Building in Public: Day 21 - The Retrospective That Changed Everything

20 Days: What We Built

Time for a comprehensive retrospective. Here’s what happened in 20 days of building What If Classics:

Shipped:

3 complete story packs (Jekyll & Hyde, Frankenstein, Pride & Prejudice)
Full bilingual support (English + Korean with native-quality prose)
267 pages generated (stories + blog + library)
109 optimized images (70-85% size reduction)
23-minute automated generation pipeline
20 building-in-public blog posts

Compared to the original 100-day plan:

MVP planned for Day 30 → Delivered by Day 14 (16 days ahead)
1 story pack expected → Built 3 (300% over target)
Korean support planned for Days 50-58 → Done by Day 16
Image optimization planned for Days 66-72 → Done by Day 20

Speed: Everything measured in “days ahead of schedule.”

Key Learnings (Days 1-20)

Building at this pace taught us some valuable lessons:

1. AI Prompt Engineering “Please make 8 endings” → Got 3 endings. “MINIMUM 12 endings (NON-NEGOTIABLE)” → Got 12 endings. Lesson: AI needs explicit constraints, not polite suggestions.

2. Native Content > Translation Korean API translation cost money and produced mechanical text. Native generation via Claude Code cost $0 and produced natural prose. Lesson: For cultural content, invest in native generation.

3. Developer Blindness Spent weeks building, couldn’t see obvious UX issues (unreadable code blocks, missing buttons). Lesson: You can’t see your own UX problems.

4. Windows UTF-8 Hell Korean Windows defaults to cp949 encoding. Fixed this bug across 5+ Python scripts. Lesson: Always specify encoding explicitly on Windows.

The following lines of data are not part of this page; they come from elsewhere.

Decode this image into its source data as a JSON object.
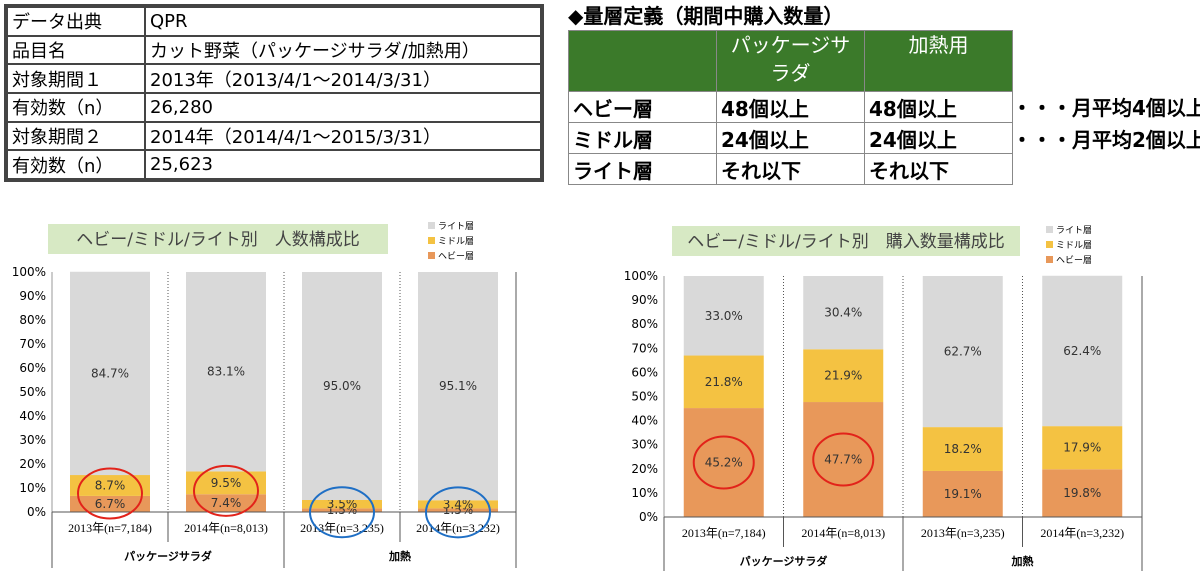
{
  "info": [
    {
      "k": "データ出典",
      "v": "QPR"
    },
    {
      "k": "品目名",
      "v": "カット野菜（パッケージサラダ/加熱用）"
    },
    {
      "k": "対象期間１",
      "v": "2013年（2013/4/1～2014/3/31）"
    },
    {
      "k": "有効数（n）",
      "v": "26,280"
    },
    {
      "k": "対象期間２",
      "v": "2014年（2014/4/1～2015/3/31）"
    },
    {
      "k": "有効数（n）",
      "v": "25,623"
    }
  ],
  "definition": {
    "title": "◆量層定義（期間中購入数量）",
    "header": [
      "",
      "パッケージサラダ",
      "加熱用"
    ],
    "rows": [
      {
        "name": "ヘビー層",
        "a": "48個以上",
        "b": "48個以上",
        "note": "・・・月平均4個以上"
      },
      {
        "name": "ミドル層",
        "a": "24個以上",
        "b": "24個以上",
        "note": "・・・月平均2個以上"
      },
      {
        "name": "ライト層",
        "a": "それ以下",
        "b": "それ以下",
        "note": ""
      }
    ]
  },
  "colors": {
    "light": "#d9d9d9",
    "middle": "#f4c242",
    "heavy": "#e8985a",
    "title_bg": "#d7e9c4",
    "red_circle": "#e2231a",
    "blue_circle": "#1f6fc5",
    "header_green": "#3b7a2a"
  },
  "chart_data": [
    {
      "type": "bar",
      "stacked": true,
      "title": "ヘビー/ミドル/ライト別　人数構成比",
      "categories": [
        "2013年(n=7,184)",
        "2014年(n=8,013)",
        "2013年(n=3,235)",
        "2014年(n=3,232)"
      ],
      "groups": [
        {
          "label": "パッケージサラダ",
          "span": [
            0,
            1
          ]
        },
        {
          "label": "加熱",
          "span": [
            2,
            3
          ]
        }
      ],
      "series": [
        {
          "name": "ヘビー層",
          "values": [
            6.7,
            7.4,
            1.5,
            1.5
          ],
          "labels": [
            "6.7%",
            "7.4%",
            "1.5%",
            "1.5%"
          ]
        },
        {
          "name": "ミドル層",
          "values": [
            8.7,
            9.5,
            3.5,
            3.4
          ],
          "labels": [
            "8.7%",
            "9.5%",
            "3.5%",
            "3.4%"
          ]
        },
        {
          "name": "ライト層",
          "values": [
            84.7,
            83.1,
            95.0,
            95.1
          ],
          "labels": [
            "84.7%",
            "83.1%",
            "95.0%",
            "95.1%"
          ]
        }
      ],
      "legend": [
        "ライト層",
        "ミドル層",
        "ヘビー層"
      ],
      "yticks": [
        "0%",
        "10%",
        "20%",
        "30%",
        "40%",
        "50%",
        "60%",
        "70%",
        "80%",
        "90%",
        "100%"
      ],
      "ylim": [
        0,
        100
      ],
      "highlights": [
        {
          "index": 0,
          "color": "red"
        },
        {
          "index": 1,
          "color": "red"
        },
        {
          "index": 2,
          "color": "blue"
        },
        {
          "index": 3,
          "color": "blue"
        }
      ]
    },
    {
      "type": "bar",
      "stacked": true,
      "title": "ヘビー/ミドル/ライト別　購入数量構成比",
      "categories": [
        "2013年(n=7,184)",
        "2014年(n=8,013)",
        "2013年(n=3,235)",
        "2014年(n=3,232)"
      ],
      "groups": [
        {
          "label": "パッケージサラダ",
          "span": [
            0,
            1
          ]
        },
        {
          "label": "加熱",
          "span": [
            2,
            3
          ]
        }
      ],
      "series": [
        {
          "name": "ヘビー層",
          "values": [
            45.2,
            47.7,
            19.1,
            19.8
          ],
          "labels": [
            "45.2%",
            "47.7%",
            "19.1%",
            "19.8%"
          ]
        },
        {
          "name": "ミドル層",
          "values": [
            21.8,
            21.9,
            18.2,
            17.9
          ],
          "labels": [
            "21.8%",
            "21.9%",
            "18.2%",
            "17.9%"
          ]
        },
        {
          "name": "ライト層",
          "values": [
            33.0,
            30.4,
            62.7,
            62.4
          ],
          "labels": [
            "33.0%",
            "30.4%",
            "62.7%",
            "62.4%"
          ]
        }
      ],
      "legend": [
        "ライト層",
        "ミドル層",
        "ヘビー層"
      ],
      "yticks": [
        "0%",
        "10%",
        "20%",
        "30%",
        "40%",
        "50%",
        "60%",
        "70%",
        "80%",
        "90%",
        "100%"
      ],
      "ylim": [
        0,
        100
      ],
      "highlights": [
        {
          "index": 0,
          "color": "red"
        },
        {
          "index": 1,
          "color": "red"
        }
      ]
    }
  ]
}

5. Performance Isn’t Optional Served 215MB of unoptimized PNGs until Day 20. Astro’s Image component cut that to ~50MB with 3 lines of code. Lesson: Implement image optimization from day one.

Then I Ran the Numbers

Everything looked great on the dashboard. But during the retrospective, I actually tested the product with a critical eye.

I ran an analysis script on the story paths.

The One-Choice Personality Test

Our core feature is MBTI personality analysis based on story choices. It’s supposed to be the viral hook—the thing people share on social media.

I ran an analysis script on our Frankenstein story:

Choices per Path:
  Min: 1 choice
  Max: 6 choices
  Avg: 3.7 choices

Problem: 9 out of 12 paths have fewer than 5 choices

One choice.

Imagine telling someone “Based on this one decision, you’re an INTJ.” They’d laugh at you. I would too.

Why This Matters

MBTI has four dimensions (E/I, S/N, T/F, J/P). To feel remotely credible, you need at least 2-3 measurements per dimension. That’s 8-12 choices minimum.

We have 1-6 choices per path. The math doesn’t just fall short—it’s embarrassing.

75% of our story paths fail the minimum credibility threshold.

What Went Wrong

We optimized for the wrong metrics:

✅ “12+ endings per story” - Achieved!
✅ “Non-convergent branching” - Achieved!
✅ “3-5 minute playback time” - Achieved!
❌ “Enough choices for credible personality analysis” - Completely missed

Speed masked quality. We built three stories in the time planned for one, but none of them actually work for their intended purpose.

The Fix

Minimum 10 choices per path. Non-negotiable.

This means:

Rewrite the story generator with strict validation
Regenerate all three existing stories
Extend playback time to 5-7 minutes
Test with real users before launching

Timeline: 11 days to fix everything properly.

Marketing delay: From Day 21 to Day 33.

Building in public means sharing the failures, not just the wins.

What I learned:

Speed without quality validation is worthless
Metrics can hide fundamental problems
User testing reveals what dashboards don’t show
Better to catch this now than after marketing

What building in public prevented: I was literally one day away from setting up social media accounts and starting to promote a broken product. The retrospective exercise forced me to actually look at the data.

Eleven days fixing quality now saves months of marketing a product nobody would take seriously.

What 20 Days Actually Proved

Technical capabilities (validated ✅):

Fast content generation (23 min per story)
Automated pipeline with quality control
Bilingual native-quality experiences
Performance optimization at scale

Product quality (failed ❌):

Core MBTI feature doesn’t work properly
Metrics showed success, reality showed failure
Speed masked fundamental quality issues

The Revised Plan

Days 1-20: Built fast infrastructure Days 21-32: Fix core product quality (11-day delay) Days 33+: Market with confidence

Better to launch late with quality than early with a product people would mock.

Building in public means showing the wins AND the failures. This is both.